Attention! Under rapid i.v.injection possible abrupt drop of arterial pressure and collapse. In this case administer mesaton, ephedrine and other vasoconstrictors.

Introduction in vascularized tissues: perform aspiration test.

Adverse reaction

Nervous system and sense organs: depression or excitation of CNS, neurotic reaction, euphoria, “blackfly” flicker before eyes, photophobia, sleepiness, headache, vertigo, ear noise, diplopia, impairment of consciousness, respiratory depression or standstill, muscle tic, tremor, disorientation, convulsions.

Cardiovascular system: sinus bradycardia, cardial conduction impair, cardial cross block, hypotensia, collapse.

Digestive system: nausea, vomit.

Аллергические реакции: eruption, itch, generalized exfoliative dermatitis, anaphylactic shock.

Прочие: fever, cold or anemia of extremities, malignant hyperthermia, immune system depression.


Hypersensitivity, marked hypotenisa, epileptiform fit in case of prior administration of lidocaine, heavy heart failure, Wolff-Parkinson-White syndrome, cardiogenic shock, sick sinus syndrome, cardiac block (atrioventricular, intraventricular, sinoatrial), severe hepatic diseases, myasthenia, pregnancy, lactation period (if administered, cancel breast feeding).

Interaction with other drugs

Beta-adrenoceptor antagonists increase eventual bradycardia and hypotensia. Norepinephrine and Beta-adrenoceptor antagonists, reducing hepatic blood flow, reduce lidocaine clearance (higher toxicity), isadrin and glycagon increases lidocaine clearance. Cimetidine increases plasma concentration of lidocaine (displace from protein binding and inhibits liver inactivation). Barbiturates causing induction of microsomal enzymes stimulate lidocaine degradation and reduce its activity. Anticonvulsant agents (hydantoine derivatives) accelerate biotransformation in liver (blood concentration is reduced), under i.v.dosing possible increase of cardiac depressive activity of lidocaine. Antiarhythmic agents (amiodaron, verapamil, quinidine, aimalin) potentiate cardiaс depression. Combination with procainamide may cause CNS excitation and hallucinations. Anticoagulants increase the risk of hemorrhage.

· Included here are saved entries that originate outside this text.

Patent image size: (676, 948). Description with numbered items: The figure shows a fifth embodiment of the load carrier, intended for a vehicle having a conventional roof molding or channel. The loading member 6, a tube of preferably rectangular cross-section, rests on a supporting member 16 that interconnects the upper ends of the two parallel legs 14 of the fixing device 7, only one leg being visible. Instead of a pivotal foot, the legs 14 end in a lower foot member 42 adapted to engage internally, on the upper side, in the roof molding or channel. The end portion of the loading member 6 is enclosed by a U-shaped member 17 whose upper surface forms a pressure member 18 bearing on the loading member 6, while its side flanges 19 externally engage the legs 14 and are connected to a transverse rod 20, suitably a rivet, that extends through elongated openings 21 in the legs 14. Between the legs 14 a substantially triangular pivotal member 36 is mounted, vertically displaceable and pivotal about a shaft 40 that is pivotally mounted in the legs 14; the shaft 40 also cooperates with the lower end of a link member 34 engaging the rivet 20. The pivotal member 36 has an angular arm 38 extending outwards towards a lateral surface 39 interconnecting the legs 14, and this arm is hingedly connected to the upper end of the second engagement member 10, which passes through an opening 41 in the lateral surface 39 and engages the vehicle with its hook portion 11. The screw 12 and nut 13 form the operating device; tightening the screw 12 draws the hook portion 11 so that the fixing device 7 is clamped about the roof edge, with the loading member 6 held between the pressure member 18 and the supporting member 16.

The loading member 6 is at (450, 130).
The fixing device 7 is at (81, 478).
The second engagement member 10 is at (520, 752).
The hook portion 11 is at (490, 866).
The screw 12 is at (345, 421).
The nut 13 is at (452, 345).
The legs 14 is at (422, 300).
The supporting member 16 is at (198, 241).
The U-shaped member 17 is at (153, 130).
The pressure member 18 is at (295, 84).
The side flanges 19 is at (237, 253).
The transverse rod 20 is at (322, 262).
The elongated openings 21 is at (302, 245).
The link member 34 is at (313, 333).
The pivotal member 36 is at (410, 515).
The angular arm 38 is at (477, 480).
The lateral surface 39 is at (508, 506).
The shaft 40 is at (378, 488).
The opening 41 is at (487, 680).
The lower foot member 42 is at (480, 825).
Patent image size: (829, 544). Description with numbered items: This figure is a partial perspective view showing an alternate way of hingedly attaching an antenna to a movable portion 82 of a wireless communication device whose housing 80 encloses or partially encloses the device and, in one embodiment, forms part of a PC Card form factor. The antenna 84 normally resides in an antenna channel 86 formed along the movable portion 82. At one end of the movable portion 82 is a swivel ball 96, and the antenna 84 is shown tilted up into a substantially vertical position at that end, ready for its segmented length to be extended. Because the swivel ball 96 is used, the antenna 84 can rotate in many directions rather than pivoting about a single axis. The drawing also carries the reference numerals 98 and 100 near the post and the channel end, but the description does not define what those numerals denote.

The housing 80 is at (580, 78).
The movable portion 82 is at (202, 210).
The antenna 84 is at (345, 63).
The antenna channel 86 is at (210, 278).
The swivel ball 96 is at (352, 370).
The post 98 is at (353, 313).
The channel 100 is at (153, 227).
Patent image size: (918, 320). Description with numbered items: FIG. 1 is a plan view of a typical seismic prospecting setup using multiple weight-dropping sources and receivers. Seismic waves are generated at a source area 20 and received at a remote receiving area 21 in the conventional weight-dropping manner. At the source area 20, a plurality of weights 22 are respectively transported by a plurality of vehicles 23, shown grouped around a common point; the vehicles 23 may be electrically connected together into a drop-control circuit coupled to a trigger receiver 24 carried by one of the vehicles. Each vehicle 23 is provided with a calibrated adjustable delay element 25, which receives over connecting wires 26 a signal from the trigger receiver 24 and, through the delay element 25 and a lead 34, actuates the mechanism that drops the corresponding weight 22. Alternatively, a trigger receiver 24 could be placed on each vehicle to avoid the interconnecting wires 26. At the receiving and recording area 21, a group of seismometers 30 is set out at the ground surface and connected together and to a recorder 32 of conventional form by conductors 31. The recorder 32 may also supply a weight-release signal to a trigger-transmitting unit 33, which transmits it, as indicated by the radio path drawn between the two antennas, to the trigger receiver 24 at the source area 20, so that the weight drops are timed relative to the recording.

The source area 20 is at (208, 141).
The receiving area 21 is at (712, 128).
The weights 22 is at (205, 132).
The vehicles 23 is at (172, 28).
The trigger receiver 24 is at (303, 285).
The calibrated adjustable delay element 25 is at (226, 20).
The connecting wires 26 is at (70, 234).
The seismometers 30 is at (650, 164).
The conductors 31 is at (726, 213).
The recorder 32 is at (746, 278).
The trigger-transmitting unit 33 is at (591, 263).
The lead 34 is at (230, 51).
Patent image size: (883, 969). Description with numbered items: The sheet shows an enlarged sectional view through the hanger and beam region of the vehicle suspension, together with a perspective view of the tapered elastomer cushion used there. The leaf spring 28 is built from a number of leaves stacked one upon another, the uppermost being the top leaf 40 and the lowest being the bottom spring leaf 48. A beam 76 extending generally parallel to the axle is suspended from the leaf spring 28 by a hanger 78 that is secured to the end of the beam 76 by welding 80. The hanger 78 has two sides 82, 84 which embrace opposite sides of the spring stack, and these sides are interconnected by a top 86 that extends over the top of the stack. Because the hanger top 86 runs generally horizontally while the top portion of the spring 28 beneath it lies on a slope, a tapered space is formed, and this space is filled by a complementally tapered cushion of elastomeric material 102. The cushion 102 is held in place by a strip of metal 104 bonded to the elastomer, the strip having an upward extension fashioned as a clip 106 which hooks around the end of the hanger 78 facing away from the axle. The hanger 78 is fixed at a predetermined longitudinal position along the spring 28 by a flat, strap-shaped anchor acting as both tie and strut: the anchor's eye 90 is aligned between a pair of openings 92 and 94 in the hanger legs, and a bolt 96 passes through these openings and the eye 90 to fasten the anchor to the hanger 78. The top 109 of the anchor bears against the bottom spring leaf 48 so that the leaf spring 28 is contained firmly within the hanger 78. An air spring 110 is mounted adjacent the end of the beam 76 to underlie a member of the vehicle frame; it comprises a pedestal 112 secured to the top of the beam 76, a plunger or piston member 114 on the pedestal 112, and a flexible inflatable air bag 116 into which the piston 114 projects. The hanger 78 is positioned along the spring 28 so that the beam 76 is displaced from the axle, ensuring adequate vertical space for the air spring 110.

Lidocaine enhances inhibitory action of anaesthetics (hexobarbital, thiopental sodium), hypnotic agents and sedative agents on respiratory center, inhibits cardiotonic action of digitoxine, decreases antimyastenical drug effect, enhances myotelaxation caused by muscle relaxants (possible paralysis of respiratory muscles). In concurrent administration of analgesics evident additive effect, still repisratory depression if increased. Administration with MAO inhibitors increases the risk of hypotensia.

MAO inhibitors, vasoconstrictors (epinephrine, methoxamine, phenylephrine) prolong local anesthetic action.


Symptoms: pscycomotor excitation, vertigo, fatigue, hypotensia, tremor, tonic clonic convulsions, coma, collapse, atrioventricular block, CNS depression, respiratory standstill.

Treatment: at first signs of intoxication cancel the drug, place the patient in horizontal position and start oxigenotherapy. Administer symptomatic therapy: anticonvulsant agents, vasoconstrictors (noradrenaline, mesatone), in bradycardia administer anticholinergic drugs (atropine). If necessary, artificial lung ventilation, reanimation measures. Dialysis is ineffective.


2% injection solution in ampuls 2 ml. 10 ampuls in a box.